Re: Japanese text search problem

on 01.8.7 9:34 PM, Jarkko Hietaniemi at jhi(_at_)iki(_dot_)fi wrote:

On Tue, Aug 07, 2001 at 05:37:00PM +0530, Ashutosh Salgarkar wrote:

Hi all,

We are trying to search japanese keyword using a search string(in perl using
pattern matching).
We are facing problem while searching a particular keyword as given below,
$searchStr =~ m/$key1/i


  First let me remark /i is useless when you deal with Japanese, regardless
of character set.  Japanese lacks the very notion of case.

when $key1 contains ã?·ã?ªã?¼ã?º
We get an error as follows

/ã?·ã?ªã?¼ã?º/: unmatched [] in regexp


What version of Perl are you using?  (perl -v)

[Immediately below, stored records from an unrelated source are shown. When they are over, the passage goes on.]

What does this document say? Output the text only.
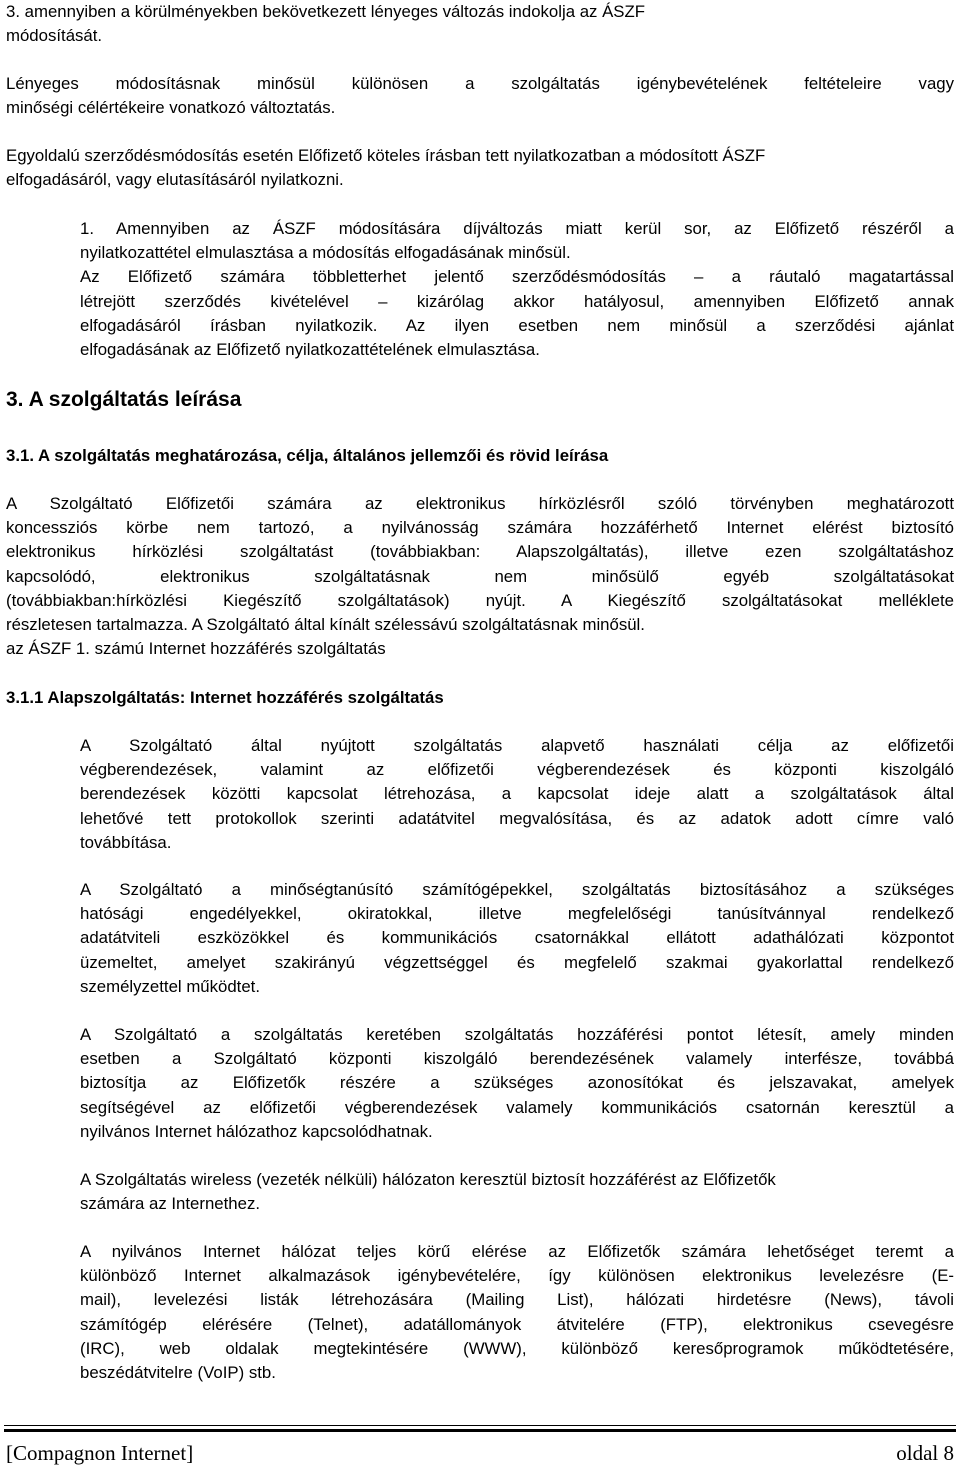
3. amennyiben a körülményekben bekövetkezett lényeges változás indokolja az ÁSZF
módosítását.
Lényeges módosításnak minősül különösen a szolgáltatás igénybevételének feltételeire vagy
minőségi célértékeire vonatkozó változtatás.
Egyoldalú szerződésmódosítás esetén Előfizető köteles írásban tett nyilatkozatban a módosított ÁSZF
elfogadásáról, vagy elutasításáról nyilatkozni.
1. Amennyiben az ÁSZF módosítására díjváltozás miatt kerül sor, az Előfizető részéről a
nyilatkozattétel elmulasztása a módosítás elfogadásának minősül.
Az Előfizető számára többletterhet jelentő szerződésmódosítás – a ráutaló magatartással
létrejött szerződés kivételével – kizárólag akkor hatályosul, amennyiben Előfizető annak
elfogadásáról írásban nyilatkozik. Az ilyen esetben nem minősül a szerződési ajánlat
elfogadásának az Előfizető nyilatkozattételének elmulasztása.
3. A szolgáltatás leírása
3.1. A szolgáltatás meghatározása, célja, általános jellemzői és rövid leírása
A Szolgáltató Előfizetői számára az elektronikus hírközlésről szóló törvényben meghatározott
koncessziós körbe nem tartozó, a nyilvánosság számára hozzáférhető Internet elérést biztosító
elektronikus hírközlési szolgáltatást (továbbiakban: Alapszolgáltatás), illetve ezen szolgáltatáshoz
kapcsolódó, elektronikus szolgáltatásnak nem minősülő egyéb szolgáltatásokat
(továbbiakban:hírközlési Kiegészítő szolgáltatások) nyújt. A Kiegészítő szolgáltatásokat melléklete
részletesen tartalmazza. A Szolgáltató által kínált szélessávú szolgáltatásnak minősül.
az ÁSZF 1. számú Internet hozzáférés szolgáltatás
3.1.1 Alapszolgáltatás: Internet hozzáférés szolgáltatás
A Szolgáltató által nyújtott szolgáltatás alapvető használati célja az előfizetői
végberendezések, valamint az előfizetői végberendezések és központi kiszolgáló
berendezések közötti kapcsolat létrehozása, a kapcsolat ideje alatt a szolgáltatások által
lehetővé tett protokollok szerinti adatátvitel megvalósítása, és az adatok adott címre való
továbbítása.
A Szolgáltató a minőségtanúsító számítógépekkel, szolgáltatás biztosításához a szükséges
hatósági engedélyekkel, okiratokkal, illetve megfelelőségi tanúsítvánnyal rendelkező
adatátviteli eszközökkel és kommunikációs csatornákkal ellátott adathálózati központot
üzemeltet, amelyet szakirányú végzettséggel és megfelelő szakmai gyakorlattal rendelkező
személyzettel működtet.
A Szolgáltató a szolgáltatás keretében szolgáltatás hozzáférési pontot létesít, amely minden
esetben a Szolgáltató központi kiszolgáló berendezésének valamely interfésze, továbbá
biztosítja az Előfizetők részére a szükséges azonosítókat és jelszavakat, amelyek
segítségével az előfizetői végberendezések valamely kommunikációs csatornán keresztül a
nyilvános Internet hálózathoz kapcsolódhatnak.
A Szolgáltatás wireless (vezeték nélküli) hálózaton keresztül biztosít hozzáférést az Előfizetők
számára az Internethez.
A nyilvános Internet hálózat teljes körű elérése az Előfizetők számára lehetőséget teremt a
különböző Internet alkalmazások igénybevételére, így különösen elektronikus levelezésre (E-
mail), levelezési listák létrehozására (Mailing List), hálózati hirdetésre (News), távoli
számítógép elérésére (Telnet), adatállományok átvitelére (FTP), elektronikus csevegésre
(IRC), web oldalak megtekintésére (WWW), különböző keresőprogramok működtetésére,
beszédátvitelre (VoIP) stb.
[Compagnon Internet]	oldal 8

  Perl 5.6.x can handle Japanese in regexes but that is not enough.  You
have to convert the string to UTF8.  Here is a sample code (untested).

#
require 5.6.0;
use Jcode;  # a module I develop;  Available via CPAN
use utf8;

$key = shift;
$key_utf = jcode($key)->utf8;

while(<>){
    $line = jcode($_)->utf8;
    ($line =~ /$key_utf/) and print;
    # or print $line; if you want utf8 string printed out
}
__END__

Also, (since I know very little about Japanese) in what Japanese
encoding that is, and exactly what code points (0xAA + 0xBB + ...)
are you using?  (I see some bytes in my email reader but since this is
a plain ISO Latin 8-bit terminal program, I have no idea whether those
bytes are okay.)


   Japanese is notorious for the number of character encodings used.  JIS,
shift JIS, EUC, and now Unicode.  JIS (ISO-2022-JP to be more exact) is a de
facto standard for e-mails. shift JIS is de facto standard for Win/Mac
files.  EUC is de facto standard for Unixen.  Unicode is de facto standard
for internal representation but not so popular as data exchange format.
When you handle Japanese strings, you must not assume incoming data is in
the character set you are using.
  The easiest solution is as follows;

* Use perl 5.6.0 or above
* convert any string to utf8 using Jcode or other modules
* convert to other character set when you need to output

  Perl 5.0.x and below can handle EUC faily well but regex may fail.  If you
don't use regex, just replace utf8 with EUC in the recipe above.

Dan the Developer of Jcode